Glenn R. Gaudette, Ph.D.
Assistant Professor of Biomedical Engineering and Surgery.
Funding through the National Heart, Lung and Blood Institute, and the New York State Office of Science, Technology, and Academic Research.


Figure 1. Regional function (in mmHg) in a tissue engineered scaffold eight weeks after implantation. Inside the red dotted line is the implanted scaffold, which is producing useful mechanical work.
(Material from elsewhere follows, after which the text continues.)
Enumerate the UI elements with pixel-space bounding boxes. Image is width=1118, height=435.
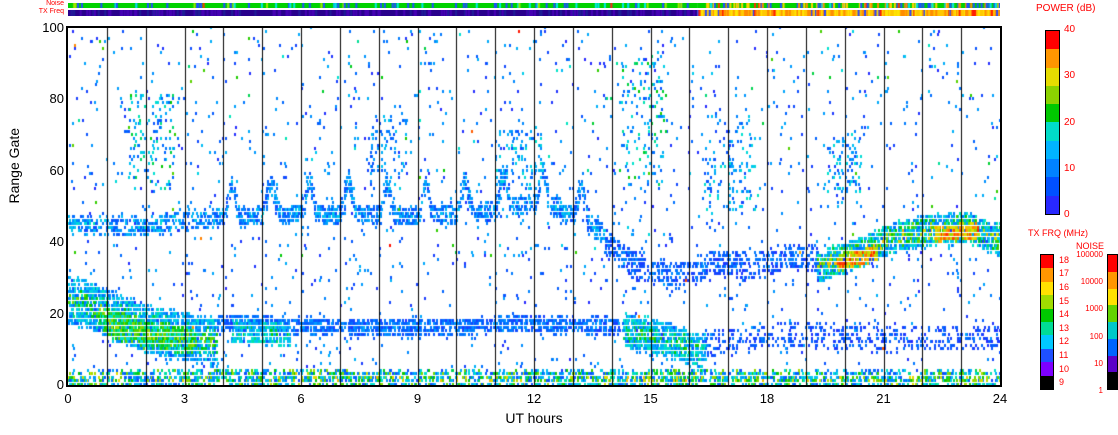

Myocardial cells have long thought to be terminally differentiated. This means that patients with myocardial infarctions do not have the ability to replace the dead tissue with newly formed and fully functional tissue. Professor Gaudette’s laboratory is using in vivo tissue engineering to regenerate functional myocardium (Figure 1). By using engineering techniques developed in his laboratory, Professor Gaudette’s research team is able to determine mechanical function in regions of myocardial regeneration.

A second area of research is the revascularization of ischemic tissue in the heart. Together with his collaborators, Professor Gaudette has developed a polymer to deliver growth factors important in the development of new blood vessels. By determining function in many small areas of the revascularized heart, the efficacy of the delivery vehicle and growth factors can accurately be assessed.

Undergraduate students have played, and will continue to play, an important role in the research conducted in the laboratory. Projects that will be available to the students include: the determination of the relationship between myocardial regeneration and regional stress through the use of a finite element model; determination of the material properties of novel scaffolds used for in vivo tissue engineering; and analysis of regional myocardial blood flow in revascularization of ischemic tissue.